Detroit-based GM Chairman and CEO Dan Akerson said the decision was the result of a “perfect storm” that included “the sustained strength of the Australian dollar, high cost of production, small domestic market and arguably the most competitive and fragmented auto market in the world.”

Here’s the full text of the General Motors announcement from Detroit:

DETROIT – As part of its ongoing actions to decisively address the performance of its global operations, General Motors today announced it would transition to a national sales company in Australia and New Zealand. The company also said it would discontinue vehicle and engine manufacturing and significantly reduce its engineering operations in Australia by the end of 2017.

“We are completely dedicated to strengthening our global operations while meeting the needs of our customers,” said GM Chairman and CEO Dan Akerson. “The decision to end manufacturing in Australia reflects the perfect storm of negative influences the automotive industry faces in the country, including the sustained strength of the Australian dollar, high cost of production, small domestic market and arguably the most competitive and fragmented auto market in the world.”

As a result of the company’s actions, approximately 2,900 positions will be impacted over the next four years. This will comprise 1,600 from the Elizabeth vehicle manufacturing plant and approximately 1,300 from Holden’s Victorian workforce.

Holden will continue to have a significant presence in Australia beyond 2017, comprising a national sales company, a national parts distribution centre and a global design studio.

GM Holden Chairman and Managing Director Mike Devereux said an important priority over the next four years would be to ensure the best possible transition for workers in South Australia and Victoria.

“This has been a difficult decision given Holden’s long and proud history of building vehicles in Australia,” said Devereux. “We are dedicated to working with our teams, unions and the local communities, along with the federal and state governments, to support our people.”

The sale and service of Holden vehicles will be unaffected by this announcement and will continue through the extensive network of Holden dealers across Australia and New Zealand. Warranty terms and spare parts availability will remain unchanged.
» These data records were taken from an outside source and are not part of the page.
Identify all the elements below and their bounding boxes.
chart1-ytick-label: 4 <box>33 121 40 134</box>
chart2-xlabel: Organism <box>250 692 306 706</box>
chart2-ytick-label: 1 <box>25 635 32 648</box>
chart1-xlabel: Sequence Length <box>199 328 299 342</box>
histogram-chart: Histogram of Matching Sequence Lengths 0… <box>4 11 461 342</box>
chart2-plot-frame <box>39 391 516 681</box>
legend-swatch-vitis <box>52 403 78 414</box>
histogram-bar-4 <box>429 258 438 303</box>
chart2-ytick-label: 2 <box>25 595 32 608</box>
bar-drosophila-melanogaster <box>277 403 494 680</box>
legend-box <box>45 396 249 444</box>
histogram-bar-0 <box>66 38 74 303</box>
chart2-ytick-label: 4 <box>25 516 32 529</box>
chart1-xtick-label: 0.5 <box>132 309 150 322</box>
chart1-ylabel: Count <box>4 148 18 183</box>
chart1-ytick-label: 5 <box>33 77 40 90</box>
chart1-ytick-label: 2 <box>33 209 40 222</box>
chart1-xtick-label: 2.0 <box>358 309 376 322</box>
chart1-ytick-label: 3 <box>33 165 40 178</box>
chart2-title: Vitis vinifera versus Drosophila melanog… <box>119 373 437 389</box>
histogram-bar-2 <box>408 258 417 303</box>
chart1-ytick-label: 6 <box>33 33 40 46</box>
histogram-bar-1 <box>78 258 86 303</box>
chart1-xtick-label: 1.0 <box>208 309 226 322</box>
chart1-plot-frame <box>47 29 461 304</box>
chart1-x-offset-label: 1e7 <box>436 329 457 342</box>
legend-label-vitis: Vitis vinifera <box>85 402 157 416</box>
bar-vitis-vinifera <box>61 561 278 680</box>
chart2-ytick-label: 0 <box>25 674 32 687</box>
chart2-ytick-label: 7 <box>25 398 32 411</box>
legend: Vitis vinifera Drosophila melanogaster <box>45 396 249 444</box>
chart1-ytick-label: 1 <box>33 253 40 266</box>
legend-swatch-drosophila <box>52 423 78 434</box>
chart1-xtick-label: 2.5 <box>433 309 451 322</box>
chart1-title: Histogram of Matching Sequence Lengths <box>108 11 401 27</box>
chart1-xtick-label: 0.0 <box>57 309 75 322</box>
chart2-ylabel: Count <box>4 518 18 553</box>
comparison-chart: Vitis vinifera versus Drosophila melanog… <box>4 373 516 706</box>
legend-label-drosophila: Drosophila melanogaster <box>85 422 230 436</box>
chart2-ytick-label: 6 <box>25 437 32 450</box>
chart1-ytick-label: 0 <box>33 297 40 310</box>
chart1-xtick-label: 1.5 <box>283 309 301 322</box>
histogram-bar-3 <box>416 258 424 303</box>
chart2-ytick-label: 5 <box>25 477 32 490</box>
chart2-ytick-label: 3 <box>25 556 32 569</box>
“GM remains committed to the automotive industry in Australia and New Zealand. We recognize the need for change and understand the government’s point of view.

Moving forward, our business model will change significantly however, GM Holden will remain an integral part of its communities and an important employer both directly and through our dealers,” Devereux said.

Since 2001, the Australian dollar has risen from US$0.50 to as high as US$1.10 and from as low as 47 to as high as 79 on the Trade Weighted Index. The Australian automotive industry is heavily trade exposed. The appreciation of the currency alone means that at the Australian dollar’s peak, making things in Australia was 65 percent more expensive compared to just a decade earlier.

With the decision to discontinue vehicle and engine manufacturing in Australia by the end of 2017, GM expects to record pre-tax charges of $400 million to $600 million in the fourth quarter of 2013. The charges would consist of approximately $300 million to $500 million for non-cash asset impairment charges including property, plant and equipment and approximately $100 million for cash payment of exit-related costs including certain employee severance related costs. Additional charges are expected to be incurred through 2017 for incremental future cash payments of employee severance once negotiations of the amount are completed with the employees’ union. The asset impairment charges will be considered special for EBIT-adjusted reporting purposes.